48KHz[x0.96]48KHz is the audio found in cinema-at-25fps-forced. It has been downsampled by x0.96.
                   <----------------------41.666[6..] seconds-------------------------------------->    ...shooting time
 cinema pictures: (#1_____________________)(#2_ .. (#23____________________)(#24____________________)   ...24pps
    cinema audio:  <----------2000000 samples play in 41.666[6..] seconds-------------------------->    ...shooting audio

                   <----------------------40 seconds----------------------->                            ...playing time
  encoded frames: [#1____________________][#2__ .. _][#24___________________]                           ...25fps
   encoded audio:  <----------1920000 samples play in 40 seconds----------->                            ...x0.96 downsampled facsimile of shooting audio [note 1]
If 2000000 audio samples are downsampled to 1920000 samples (as though shifted from 46.08KHz to 48KHz), what happens to tonality? It is well known and easily discerned that audio tonality goes sharp by 70.7 cents [note 2] (nearly a major seventh, from C to nearly C# for example). What follows uses the above diagrams to explain why. Video has been sped up (for example, from 41.666 seconds to 40 seconds) by simply reducing PTSs by x0.96 (for example, from 3750 ticks per frame to 3600 ticks per frame). Images move 4% faster, mouths work 4% faster. It's simple and easy. But audio is more complicated. Audio has additional requirements. Audio PTSs (i.e. the packet times) are also reduced of course, otherwise, audio buffers would underflow provoking momentary but fairly regularly occurring audio dropouts. And the actual audio (i.e. the sound) has been shortened (for example, from 41.666 seconds to 40 seconds, and therefore pitched sharp), otherwise, the actual audio would be out of sync -- it would lag the video by 2 minutes 24 seconds per hour of play. And the shortened audio has been metadata tagged "48KHz", otherwise, the audio might not play at all. Some people find it confusing that a video speedup requires downsampled audio but the preceeding explanation hopefully helps.
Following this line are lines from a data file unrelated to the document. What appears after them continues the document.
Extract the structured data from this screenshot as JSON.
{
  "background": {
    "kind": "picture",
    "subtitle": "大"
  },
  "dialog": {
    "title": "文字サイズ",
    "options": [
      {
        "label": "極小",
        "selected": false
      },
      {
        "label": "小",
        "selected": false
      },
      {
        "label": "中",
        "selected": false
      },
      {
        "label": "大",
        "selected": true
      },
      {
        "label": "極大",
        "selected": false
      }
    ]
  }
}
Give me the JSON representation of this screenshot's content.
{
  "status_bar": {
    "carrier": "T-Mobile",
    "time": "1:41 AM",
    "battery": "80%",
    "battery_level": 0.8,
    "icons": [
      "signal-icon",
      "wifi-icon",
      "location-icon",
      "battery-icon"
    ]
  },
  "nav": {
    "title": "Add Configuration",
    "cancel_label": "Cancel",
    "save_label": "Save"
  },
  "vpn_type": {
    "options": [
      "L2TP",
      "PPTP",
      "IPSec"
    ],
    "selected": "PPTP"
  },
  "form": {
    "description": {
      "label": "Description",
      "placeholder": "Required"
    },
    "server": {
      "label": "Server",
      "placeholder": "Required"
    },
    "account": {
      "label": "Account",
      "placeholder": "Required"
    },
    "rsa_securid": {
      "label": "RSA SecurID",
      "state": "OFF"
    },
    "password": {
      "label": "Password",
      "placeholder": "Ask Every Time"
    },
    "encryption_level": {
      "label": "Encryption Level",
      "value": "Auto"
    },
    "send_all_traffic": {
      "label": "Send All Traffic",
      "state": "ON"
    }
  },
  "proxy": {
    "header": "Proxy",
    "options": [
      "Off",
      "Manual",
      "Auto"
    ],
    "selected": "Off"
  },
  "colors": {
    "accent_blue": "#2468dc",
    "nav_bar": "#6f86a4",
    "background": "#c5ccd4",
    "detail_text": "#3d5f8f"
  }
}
[note 1] Most tools that can dial audio PTSs forward or back in time by an x-factor (for example, MKVToolNix) will automatically resample the audio to match.

[note 2] For musicians: x0.96 downsampled audio is sharp by 70.7 cents (i.e. x = 0.707 -- the solution of 2^(x/12) = 1/0.96).

48KHz[x/0.96]48KHz reverses 48KHz[x0.96]48KHz. It is applied by cinema-from-25fps-forced to recover a facsimile of the shooting audio.
Implementation example: ffmpeg -i SOURCE -filter_complex "[0:v]settb=expr=1/24,setpts=expr=N[v],[0:a]atempo=0.96[a]" -map "[v]" -map "[a]" -codec:v hevc -codec:a ac3 -dn -r 24 TARGET
                   <----------------------40 seconds----------------------->                            ...playing time
  encoded frames: [#1____________________][#2__ .. _][#24___________________]                           ...25fps
   encoded audio:  <----------1920000 samples play in 40 seconds----------->                            ...downsampled audio

                   <----------------------41.666[6..] seconds-------------------------------------->    ...shooting time
 cinema pictures: (#1_____________________)(#2_ .. (#23____________________)(#24____________________)   ...24pps
    cinema audio:  <----------2000000 samples play in 41.666[6..] seconds-------------------------->    ...x/0.96 upsampled facsimile of downsampled audio [note 1]
[note 1] Most tools that can dial audio PTSs forward or back in time by an x-factor (for example, MKVToolNix) will automatically resample the audio to match.